Now, I'm not familiar with Lucene internals, and would really appreciate your views on it.
- Any good articles on Lucene "Gridding"?
- Any idea whether approach #1 makes any sense (IMHO it's not very sensible if I need to merge everything to a single huge file).
- Any good implementations (of either approaches)? So far I found Hibernate Search 4, and Solandra.


Thanks very much.


Re: Lucene Grid question

Posted by sol myr <so...@yahoo.com>.
Thank you very much (sorry for the delayed reply).



________________________________
From: Chris Hostetter <ho...@fucit.org>
To: solr-users <so...@lucene.apache.org>; sol myr <so...@yahoo.com>
Sent: Wednesday, September 21, 2011 4:15 AM
Subject: Re: Lucene Grid question


: E.g. say I have a chain of book-stores, in different countries, and I'm aiming for the following:
: - Each country has its own index file, on its own machine (e.g. books from Japan are indexed on machine "japan1")
: - Most users search only within their own country (e.g. search only the "japan1" index)
: - But sometimes, they might ask to search the entire chain (all countries), meaning some sort of "map/reduce" (=collect data from all countries).

what you're describing is one possible usecase of "Distributed Search"

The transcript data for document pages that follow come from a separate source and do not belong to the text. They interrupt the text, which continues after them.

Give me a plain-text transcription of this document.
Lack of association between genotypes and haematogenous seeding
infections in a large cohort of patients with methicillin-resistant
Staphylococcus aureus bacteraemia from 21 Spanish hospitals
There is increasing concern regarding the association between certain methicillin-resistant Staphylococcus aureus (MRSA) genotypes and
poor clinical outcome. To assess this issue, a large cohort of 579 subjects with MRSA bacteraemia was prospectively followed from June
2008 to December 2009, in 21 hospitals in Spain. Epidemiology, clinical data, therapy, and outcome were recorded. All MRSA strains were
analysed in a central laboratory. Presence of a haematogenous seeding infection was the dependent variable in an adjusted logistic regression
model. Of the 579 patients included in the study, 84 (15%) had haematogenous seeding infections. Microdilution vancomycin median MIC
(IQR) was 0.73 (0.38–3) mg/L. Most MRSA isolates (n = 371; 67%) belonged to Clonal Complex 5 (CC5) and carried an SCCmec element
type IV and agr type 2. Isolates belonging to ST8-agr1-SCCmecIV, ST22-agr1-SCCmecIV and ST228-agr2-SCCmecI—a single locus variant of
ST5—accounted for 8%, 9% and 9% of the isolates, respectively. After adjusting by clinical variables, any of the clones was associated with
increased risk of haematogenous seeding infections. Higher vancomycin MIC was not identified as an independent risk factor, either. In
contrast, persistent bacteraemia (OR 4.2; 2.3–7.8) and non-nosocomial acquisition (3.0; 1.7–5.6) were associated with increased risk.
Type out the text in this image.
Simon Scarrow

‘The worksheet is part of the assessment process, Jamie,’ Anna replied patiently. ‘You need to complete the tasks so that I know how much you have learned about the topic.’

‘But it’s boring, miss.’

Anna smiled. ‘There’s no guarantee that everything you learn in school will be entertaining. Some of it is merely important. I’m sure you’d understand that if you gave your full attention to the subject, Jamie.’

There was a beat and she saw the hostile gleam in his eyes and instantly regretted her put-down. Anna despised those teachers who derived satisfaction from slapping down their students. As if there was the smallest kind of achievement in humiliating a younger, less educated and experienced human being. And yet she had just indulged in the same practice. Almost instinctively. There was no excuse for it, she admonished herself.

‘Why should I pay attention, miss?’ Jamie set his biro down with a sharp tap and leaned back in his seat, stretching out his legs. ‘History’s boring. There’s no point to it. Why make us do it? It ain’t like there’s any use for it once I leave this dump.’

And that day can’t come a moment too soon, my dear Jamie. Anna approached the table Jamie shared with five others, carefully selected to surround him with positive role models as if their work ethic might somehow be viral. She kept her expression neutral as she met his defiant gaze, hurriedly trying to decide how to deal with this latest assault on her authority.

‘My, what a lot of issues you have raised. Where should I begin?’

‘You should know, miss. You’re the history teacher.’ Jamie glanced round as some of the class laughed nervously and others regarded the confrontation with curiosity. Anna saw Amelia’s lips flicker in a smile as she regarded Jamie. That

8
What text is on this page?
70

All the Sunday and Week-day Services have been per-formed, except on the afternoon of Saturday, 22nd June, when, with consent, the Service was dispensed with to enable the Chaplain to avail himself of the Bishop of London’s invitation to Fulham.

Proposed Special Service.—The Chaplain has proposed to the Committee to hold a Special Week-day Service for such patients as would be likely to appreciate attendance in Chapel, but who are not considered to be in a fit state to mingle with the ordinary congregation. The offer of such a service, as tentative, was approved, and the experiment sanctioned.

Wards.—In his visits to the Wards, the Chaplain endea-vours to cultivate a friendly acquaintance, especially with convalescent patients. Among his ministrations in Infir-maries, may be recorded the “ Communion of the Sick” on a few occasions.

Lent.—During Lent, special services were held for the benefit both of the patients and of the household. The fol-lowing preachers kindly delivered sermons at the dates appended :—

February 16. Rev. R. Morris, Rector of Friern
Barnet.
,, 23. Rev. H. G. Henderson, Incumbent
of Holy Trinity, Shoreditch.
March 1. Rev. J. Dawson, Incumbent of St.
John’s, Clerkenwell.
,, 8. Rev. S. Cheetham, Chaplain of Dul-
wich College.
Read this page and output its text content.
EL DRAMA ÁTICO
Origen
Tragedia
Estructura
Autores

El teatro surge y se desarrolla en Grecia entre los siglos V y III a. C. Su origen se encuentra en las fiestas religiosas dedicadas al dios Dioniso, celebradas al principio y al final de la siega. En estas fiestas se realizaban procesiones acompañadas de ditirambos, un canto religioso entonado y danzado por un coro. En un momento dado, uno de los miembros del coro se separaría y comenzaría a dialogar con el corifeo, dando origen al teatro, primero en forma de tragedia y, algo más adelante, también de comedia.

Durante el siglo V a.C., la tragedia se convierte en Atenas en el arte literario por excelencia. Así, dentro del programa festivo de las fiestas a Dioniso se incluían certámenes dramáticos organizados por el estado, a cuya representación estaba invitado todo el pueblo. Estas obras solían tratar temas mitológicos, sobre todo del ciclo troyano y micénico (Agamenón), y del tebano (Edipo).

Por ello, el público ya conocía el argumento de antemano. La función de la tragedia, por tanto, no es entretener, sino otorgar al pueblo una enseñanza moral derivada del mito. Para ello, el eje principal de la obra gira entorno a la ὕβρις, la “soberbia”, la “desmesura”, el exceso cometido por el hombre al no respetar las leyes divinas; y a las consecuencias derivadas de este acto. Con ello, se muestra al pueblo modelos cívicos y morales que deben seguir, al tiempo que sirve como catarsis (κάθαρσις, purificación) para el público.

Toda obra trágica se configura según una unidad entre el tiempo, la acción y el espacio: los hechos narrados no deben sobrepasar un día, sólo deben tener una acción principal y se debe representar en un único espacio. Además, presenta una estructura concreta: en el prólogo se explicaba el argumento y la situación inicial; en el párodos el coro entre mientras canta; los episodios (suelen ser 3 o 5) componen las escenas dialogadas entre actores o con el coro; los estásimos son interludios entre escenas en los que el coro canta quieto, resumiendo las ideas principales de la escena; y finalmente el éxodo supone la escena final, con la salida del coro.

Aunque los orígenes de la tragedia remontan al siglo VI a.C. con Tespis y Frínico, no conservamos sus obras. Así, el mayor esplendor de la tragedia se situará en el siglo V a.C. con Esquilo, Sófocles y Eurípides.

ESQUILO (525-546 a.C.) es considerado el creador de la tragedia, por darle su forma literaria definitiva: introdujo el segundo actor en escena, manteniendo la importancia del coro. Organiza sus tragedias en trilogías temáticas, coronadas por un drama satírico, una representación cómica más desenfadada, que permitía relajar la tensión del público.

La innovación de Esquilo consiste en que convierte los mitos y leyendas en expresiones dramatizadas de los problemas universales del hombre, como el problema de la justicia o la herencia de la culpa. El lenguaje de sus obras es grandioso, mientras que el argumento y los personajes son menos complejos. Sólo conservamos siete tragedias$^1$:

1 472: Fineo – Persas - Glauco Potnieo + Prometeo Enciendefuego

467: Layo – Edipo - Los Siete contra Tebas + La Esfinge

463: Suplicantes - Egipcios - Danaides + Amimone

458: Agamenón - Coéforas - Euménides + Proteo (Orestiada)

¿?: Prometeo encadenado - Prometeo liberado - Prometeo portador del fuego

http://wiki.apache.org/solr/DistributedSearch

as long as each of the individual "country" indexes have schemas that 
overlap (ie: share some common fields) and have the same uniqueKey field, 
with an id space that does *not* overlap between countries (ie: document 
"1" can only be in one index, not in any others) then you can do a 
distributed query that is distributed out to all of hte individual 
indexes, and then merged together to generate aggregate results.


-Hoss

Re: Lucene Grid question

Posted by Chris Hostetter <ho...@fucit.org>.
: E.g. say I have a chain of book-stores, in different countries, and I'm aiming for the following:
: - Each country has its own index file, on its own machine (e.g. books from Japan are indexed on machine "japan1")
: - Most users search only within their own country (e.g. search only the "japan1" index)
: - But sometimes, they might ask to search the entire chain (all countries), meaning some sort of "map/reduce" (=collect data from all countries).

what you're describing is one possible usecase of "Distributed Search"

http://wiki.apache.org/solr/DistributedSearch

as long as each of the individual "country" indexes have schemas that 
overlap (ie: share some common fields) and have the same uniqueKey field, 
with an id space that does *not* overlap between countries (ie: document 
"1" can only be in one index, not in any others) then you can do a 
distributed query that is distributed out to all of hte individual 
indexes, and then merged together to generate aggregate results.